Bu adımlar aynı zamanda, HTŞ'nin ABD arabuluculuğundaki müzakerelerdeki pozisyonunu zayıflatmayı hedefliyor.
Şam’daki Genelkurmay ve Halk Sarayı’na düzenlenen İsrail saldırısı, HTŞ lideri Colani ile İsrail’in Bakü’de yaptığı görüşmelerin ardından geldi. İsrail, bu görüşmelerde Colani'nin Golan’daki işgali tanımayacağını fark etmişti.
İsrail’in “azınlıkları koruma” söylemi, hükümet yanlısı milislerin işlediği suçları kullanarak azınlıkları korkutmayı, İsrail’i kurtarıcı gibi göstermeyi ve güney Suriye’yi silahsızlandırmayı amaçlıyor. Bu bölgeler, İsrail’in etkisini artırmak istediği arka bahçelere dönüşüyor. Aynı zamanda, Türkiye’nin desteklediği yeni HTŞ örgütüyle yaşanan rekabet de İsrail’i tedirgin eden bir unsur haline geliyor.
Tüm bu tehlikeli gelişmelere ve mezhepçi seferberliklere rağmen, Suriye’nin birleşik yapısını koruyabilecek güçlü toplumsal dinamikler hâlâ mevcut:
- Fransız mandasına karşı verilen ortak direnişin kolektif hafızası,
- Resmî bölünmeye karşı halk arasında yaygın olan ret duygusu,
- Mezhepler arası yüzyıllık iç içe geçmiş sosyal ve ekonomik bağlar.
Fransa’nın 1920’lerdeki bölme girişimi, halkın bilinci sayesinde başarısız olmuştu. Bugünkü fiilî bölünme ise artık bir komplo teorisi değil; kimlik, coğrafya ve çıkar temelli bir gerçeklik haline geldi. Bu sürecin kalıcı olması, ulusal bir iradenin yokluğuna bağlı.
Bu noktada en büyük sorumluluk, ülkenin en büyük mezhebi olan Sünni topluluğun önderlerine düşüyor. Bu kesim, diğer grupları rahatlatacak, mezhepçiliğe karşı duracak ve toplumsal bağları onaracak bir birlik projesi ortaya koymalıdır.
Eğer hükümet, bölünmeyle yüzleşmek yerine onu yönetmeye çalışır; mezhepçiliğe göz yumar, güvenlik sağlayamaz, siyasi tekelde ısrarcı olur ve halkta aidiyet hissi uyandıracak reformlar yapmazsa, bölünme çağrıları güçlenir ve dış müdahalelerle kalıcı hale gelir.

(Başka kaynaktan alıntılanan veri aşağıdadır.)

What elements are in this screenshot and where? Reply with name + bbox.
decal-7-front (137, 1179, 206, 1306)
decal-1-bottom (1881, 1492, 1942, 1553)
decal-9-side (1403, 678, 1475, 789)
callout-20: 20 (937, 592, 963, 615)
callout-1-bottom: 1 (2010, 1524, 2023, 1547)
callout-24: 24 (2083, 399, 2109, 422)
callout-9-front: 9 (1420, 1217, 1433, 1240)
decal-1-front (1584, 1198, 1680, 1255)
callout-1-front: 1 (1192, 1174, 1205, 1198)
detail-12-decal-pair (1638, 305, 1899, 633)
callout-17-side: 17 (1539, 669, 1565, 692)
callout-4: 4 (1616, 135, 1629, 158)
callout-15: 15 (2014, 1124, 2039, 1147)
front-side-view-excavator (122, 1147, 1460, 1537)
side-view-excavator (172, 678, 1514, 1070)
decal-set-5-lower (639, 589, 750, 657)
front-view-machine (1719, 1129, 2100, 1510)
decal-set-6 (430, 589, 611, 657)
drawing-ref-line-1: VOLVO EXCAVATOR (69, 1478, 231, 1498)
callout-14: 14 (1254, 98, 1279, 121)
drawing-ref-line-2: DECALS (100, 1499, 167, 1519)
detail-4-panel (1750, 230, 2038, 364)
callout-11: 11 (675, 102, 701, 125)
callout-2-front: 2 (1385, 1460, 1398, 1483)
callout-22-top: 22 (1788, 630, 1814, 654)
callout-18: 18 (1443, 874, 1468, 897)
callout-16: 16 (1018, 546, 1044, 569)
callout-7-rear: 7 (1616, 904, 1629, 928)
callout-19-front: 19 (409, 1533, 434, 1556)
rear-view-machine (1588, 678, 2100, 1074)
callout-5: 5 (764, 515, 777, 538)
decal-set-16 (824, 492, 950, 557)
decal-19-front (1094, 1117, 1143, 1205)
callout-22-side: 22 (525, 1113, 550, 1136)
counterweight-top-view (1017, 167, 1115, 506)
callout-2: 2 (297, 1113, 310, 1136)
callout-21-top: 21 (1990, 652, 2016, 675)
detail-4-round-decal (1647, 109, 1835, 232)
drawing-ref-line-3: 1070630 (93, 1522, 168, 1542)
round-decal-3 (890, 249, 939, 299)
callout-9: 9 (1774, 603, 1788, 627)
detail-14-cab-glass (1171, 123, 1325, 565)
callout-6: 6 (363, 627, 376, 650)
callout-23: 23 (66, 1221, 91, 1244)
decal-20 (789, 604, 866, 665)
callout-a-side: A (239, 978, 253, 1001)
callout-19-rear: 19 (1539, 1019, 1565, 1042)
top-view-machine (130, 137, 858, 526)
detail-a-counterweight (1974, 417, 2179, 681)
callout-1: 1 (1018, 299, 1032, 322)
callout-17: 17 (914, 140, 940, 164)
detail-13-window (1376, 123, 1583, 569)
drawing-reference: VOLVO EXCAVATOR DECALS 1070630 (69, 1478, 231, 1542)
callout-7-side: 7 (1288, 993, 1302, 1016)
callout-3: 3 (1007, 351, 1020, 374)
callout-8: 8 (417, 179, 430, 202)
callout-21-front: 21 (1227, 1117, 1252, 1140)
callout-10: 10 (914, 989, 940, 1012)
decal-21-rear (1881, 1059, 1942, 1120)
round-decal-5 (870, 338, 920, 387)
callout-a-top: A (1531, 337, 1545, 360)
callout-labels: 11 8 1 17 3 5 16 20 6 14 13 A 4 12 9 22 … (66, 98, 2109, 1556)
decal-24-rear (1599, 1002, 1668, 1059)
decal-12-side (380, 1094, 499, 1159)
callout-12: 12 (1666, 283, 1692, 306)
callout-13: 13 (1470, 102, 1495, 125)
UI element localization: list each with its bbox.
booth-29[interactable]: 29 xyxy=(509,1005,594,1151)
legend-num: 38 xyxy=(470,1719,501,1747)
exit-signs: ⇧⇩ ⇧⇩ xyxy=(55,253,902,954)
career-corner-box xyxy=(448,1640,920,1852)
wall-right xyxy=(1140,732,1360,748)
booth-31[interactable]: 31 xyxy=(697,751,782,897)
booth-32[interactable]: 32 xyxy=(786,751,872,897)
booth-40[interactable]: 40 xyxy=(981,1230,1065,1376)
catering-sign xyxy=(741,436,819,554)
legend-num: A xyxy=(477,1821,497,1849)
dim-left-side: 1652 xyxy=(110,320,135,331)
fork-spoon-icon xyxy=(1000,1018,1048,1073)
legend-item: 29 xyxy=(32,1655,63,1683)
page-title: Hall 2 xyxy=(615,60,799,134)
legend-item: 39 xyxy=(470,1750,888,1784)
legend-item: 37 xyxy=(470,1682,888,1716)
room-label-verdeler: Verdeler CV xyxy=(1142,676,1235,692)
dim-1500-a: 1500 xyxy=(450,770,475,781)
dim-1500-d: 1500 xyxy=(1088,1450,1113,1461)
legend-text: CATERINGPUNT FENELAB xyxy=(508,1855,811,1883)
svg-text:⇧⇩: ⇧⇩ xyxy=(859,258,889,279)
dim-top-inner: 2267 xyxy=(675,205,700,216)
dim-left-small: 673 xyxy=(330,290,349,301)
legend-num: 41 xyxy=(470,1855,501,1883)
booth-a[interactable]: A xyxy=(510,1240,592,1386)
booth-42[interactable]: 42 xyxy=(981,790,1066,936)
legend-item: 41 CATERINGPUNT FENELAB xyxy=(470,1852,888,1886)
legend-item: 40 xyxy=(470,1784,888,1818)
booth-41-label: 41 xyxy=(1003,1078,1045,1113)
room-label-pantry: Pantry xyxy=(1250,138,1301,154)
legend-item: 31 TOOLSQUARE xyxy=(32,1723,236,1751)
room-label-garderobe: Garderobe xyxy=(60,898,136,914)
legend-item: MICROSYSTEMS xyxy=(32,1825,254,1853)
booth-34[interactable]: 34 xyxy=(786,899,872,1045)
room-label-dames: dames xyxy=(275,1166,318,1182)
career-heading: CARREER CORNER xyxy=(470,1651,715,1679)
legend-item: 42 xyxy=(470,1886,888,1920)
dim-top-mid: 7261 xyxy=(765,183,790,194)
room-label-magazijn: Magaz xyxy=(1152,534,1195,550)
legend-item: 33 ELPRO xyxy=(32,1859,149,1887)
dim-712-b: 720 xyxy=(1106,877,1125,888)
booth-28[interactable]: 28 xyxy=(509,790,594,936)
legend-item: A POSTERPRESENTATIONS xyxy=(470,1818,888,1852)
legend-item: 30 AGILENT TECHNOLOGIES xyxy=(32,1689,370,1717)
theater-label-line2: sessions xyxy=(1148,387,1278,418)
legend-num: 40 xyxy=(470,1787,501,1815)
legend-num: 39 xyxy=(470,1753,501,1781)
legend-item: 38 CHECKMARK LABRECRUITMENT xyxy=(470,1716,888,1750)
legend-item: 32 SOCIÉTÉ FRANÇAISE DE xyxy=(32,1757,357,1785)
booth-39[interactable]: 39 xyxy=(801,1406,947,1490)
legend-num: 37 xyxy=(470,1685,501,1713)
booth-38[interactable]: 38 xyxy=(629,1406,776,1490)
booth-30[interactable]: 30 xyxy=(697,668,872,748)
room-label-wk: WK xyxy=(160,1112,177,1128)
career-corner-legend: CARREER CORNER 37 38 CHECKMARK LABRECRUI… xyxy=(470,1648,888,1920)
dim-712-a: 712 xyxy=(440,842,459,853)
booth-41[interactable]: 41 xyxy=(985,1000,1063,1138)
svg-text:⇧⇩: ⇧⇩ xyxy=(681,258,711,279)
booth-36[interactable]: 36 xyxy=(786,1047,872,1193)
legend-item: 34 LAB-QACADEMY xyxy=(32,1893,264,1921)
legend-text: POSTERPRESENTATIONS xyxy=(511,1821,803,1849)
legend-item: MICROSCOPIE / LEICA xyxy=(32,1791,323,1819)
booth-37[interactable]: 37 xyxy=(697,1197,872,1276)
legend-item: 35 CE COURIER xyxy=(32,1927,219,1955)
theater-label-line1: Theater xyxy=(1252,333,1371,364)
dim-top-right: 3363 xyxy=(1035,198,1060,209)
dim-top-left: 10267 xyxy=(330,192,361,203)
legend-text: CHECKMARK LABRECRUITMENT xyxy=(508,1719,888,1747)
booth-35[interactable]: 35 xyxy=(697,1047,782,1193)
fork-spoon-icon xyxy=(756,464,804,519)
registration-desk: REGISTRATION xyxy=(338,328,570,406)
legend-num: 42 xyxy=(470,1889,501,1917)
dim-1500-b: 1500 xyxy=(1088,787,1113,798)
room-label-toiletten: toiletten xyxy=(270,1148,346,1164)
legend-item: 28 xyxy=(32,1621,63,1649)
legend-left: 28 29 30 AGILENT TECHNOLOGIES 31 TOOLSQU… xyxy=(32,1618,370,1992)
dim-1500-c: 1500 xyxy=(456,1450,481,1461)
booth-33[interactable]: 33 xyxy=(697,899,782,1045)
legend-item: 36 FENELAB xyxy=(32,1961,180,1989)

Bu karanlık senaryo kaçınılmaz olabilir.
Ancak Suriye halkı sürecin ciddiyetini fark eder ve çözümü dış güçlerde değil, kendi içinden yükselen bir ulusal iradeyle oluşturursa, tıpkı yüzyıl önce olduğu gibi bu bölünme planları da boşa çıkabilir.
Planlar boşa çıkarılırsa, Suriye, tüm halklarıyla birlikte yeniden tek bir vatan olarak ayakta kalabilir.
Çeviri: YDH
Daha fazla okuyun: İsrail'in Dürzileri "koruması" iddiasının arkasında hangi gündem yatıyor?
Daha fazla okuyun: Suriye'nin Şaraa ikilemi: Faruk ve ''Ahmed'' arasında
Daha fazla okuyun: Bu bir devrim değil, komploymuş ve bugün mızrağın çuvala sığmadığını gördük!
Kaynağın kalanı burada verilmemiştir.